Die negativen Folgen einer solchen neoliberalen Wirtschaftspolitik für die arbeitende Bevölkerung und die Rentner*innen sind nach den Machtwechseln in Argentinien und Brasilien beispielhaft zu beobachten. Ob die von Maduro verkündete »ökonomische Revolution« erfolgreich sein wird, um dem Wirtschaftskrieg ein Ende setzen, wird sich – bei aller Skepsis hinsichtlich der ökonomischen Kompetenz der venezolanischen Regierung – noch erweisen müssen. Dabei sind auf jeden Fall entscheidende Schläge gegen Finanzspekulanten und Schwarzhändler dringend notwendig – doch müsste dies in ein überzeugendes ökonomisches Rekonstruktionsprogramm eingebettet sein, damit nicht der repressive Charakter der Maßnahmen dominiert. Wie schwierig es wiederum ist, der Finanzblockade durch die USA wirksam etwas entgegen zu setzen, hat die bis heute andauernde Wirtschaftsblockade gegen Kuba gezeigt.

Obwohl gerade jetzt ein Prozess des Dialogs zwischen Regierung und Opposition dringend notwendig wäre, wird die direkte Unterstützung aus dem Ausland vermutlich die Spaltung der gemäßigten und rechten Opposition in Venezuela noch weiter vertiefen und eine gemeinsame Lösung der politischen und wirtschaftlichen Probleme behindern. Die von den Oppositionsführern begrüßten neuen Sanktionen treffen vor allem die nicht vermögende Mehrheit der Venezolaner. Das bedeutet: mehr Armut und noch mehr Abwanderung in die Nachbarstaaten.



[1] Zur Wahl Maduros hatten u.a. aufgerufen: Die Vereinte Sozialistische Partei Venezuelas (PSUV), die Kommunistische Partei (PCV) und die linkssozialdemokratisch orientierten Parteien PPT (Heimatland für alle), Podemos (Für die soziale Demokratie), MEP (Wahlbewegung des Volkes) und MPAPC (Allianz für den Wandel) sowie die linksradikale Revolutionäre Bewegung Tupamaro.

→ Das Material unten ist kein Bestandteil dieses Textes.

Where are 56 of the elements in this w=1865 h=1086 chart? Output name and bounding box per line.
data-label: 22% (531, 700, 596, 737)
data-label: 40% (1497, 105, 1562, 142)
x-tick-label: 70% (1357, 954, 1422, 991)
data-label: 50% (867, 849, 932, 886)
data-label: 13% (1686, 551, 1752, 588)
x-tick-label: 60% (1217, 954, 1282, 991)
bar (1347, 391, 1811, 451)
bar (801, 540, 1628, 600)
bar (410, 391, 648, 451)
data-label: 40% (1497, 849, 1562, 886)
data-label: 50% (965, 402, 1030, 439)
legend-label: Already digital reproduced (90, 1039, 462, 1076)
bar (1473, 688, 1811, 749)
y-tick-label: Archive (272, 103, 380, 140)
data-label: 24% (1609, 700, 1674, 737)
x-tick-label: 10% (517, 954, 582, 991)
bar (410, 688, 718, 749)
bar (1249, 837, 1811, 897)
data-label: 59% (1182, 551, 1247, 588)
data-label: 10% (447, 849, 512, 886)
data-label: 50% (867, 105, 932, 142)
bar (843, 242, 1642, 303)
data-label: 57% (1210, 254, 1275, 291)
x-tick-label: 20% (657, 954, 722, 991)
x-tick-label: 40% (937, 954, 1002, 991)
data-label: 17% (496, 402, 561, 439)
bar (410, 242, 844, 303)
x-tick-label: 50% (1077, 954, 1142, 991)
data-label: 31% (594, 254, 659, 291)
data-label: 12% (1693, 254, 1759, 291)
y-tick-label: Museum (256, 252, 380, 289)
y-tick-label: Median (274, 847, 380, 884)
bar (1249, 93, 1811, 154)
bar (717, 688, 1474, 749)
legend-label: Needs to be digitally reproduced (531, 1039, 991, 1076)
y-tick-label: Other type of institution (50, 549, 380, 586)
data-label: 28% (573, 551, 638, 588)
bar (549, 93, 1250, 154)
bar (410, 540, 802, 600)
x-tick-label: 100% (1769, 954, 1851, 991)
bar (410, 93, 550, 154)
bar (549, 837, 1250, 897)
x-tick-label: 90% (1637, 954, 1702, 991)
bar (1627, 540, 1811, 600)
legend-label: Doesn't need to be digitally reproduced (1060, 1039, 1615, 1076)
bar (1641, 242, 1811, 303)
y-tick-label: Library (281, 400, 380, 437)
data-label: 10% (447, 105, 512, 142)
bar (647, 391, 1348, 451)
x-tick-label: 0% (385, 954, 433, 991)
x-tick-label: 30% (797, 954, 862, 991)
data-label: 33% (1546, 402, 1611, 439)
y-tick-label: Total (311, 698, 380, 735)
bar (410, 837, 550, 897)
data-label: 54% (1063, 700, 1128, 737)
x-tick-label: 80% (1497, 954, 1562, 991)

[2] Henri Falcon wurde von der vom ihm gegründeten »Progressive Vorhut« (AP) sowie von der christsozialen COPEI (Unabhängiges Politisches Wahlorganisationskomitee), der sozialdemokratischen MAS (Bewegung zum Sozialismus) und der grünen Movev (Ökologische Bewegung Venezuelas) unterstützt. Die radikale Rechte boykottierte seine Wahl.
[3] Vgl. Otto König/Richard Detje: Honduras – Opposition beklagt »Wahlfälschung« bei den Präsidentschaftswahlen »El pueblo no lo permitirá!«, Sozialismus aktuell.de v. 5.12.2017.
[4] Vgl. Ignacio Ramonet: Die zwölf Siege von Präsident Maduro im Jahr 2017, Amerika 21 v. 31.1.2018.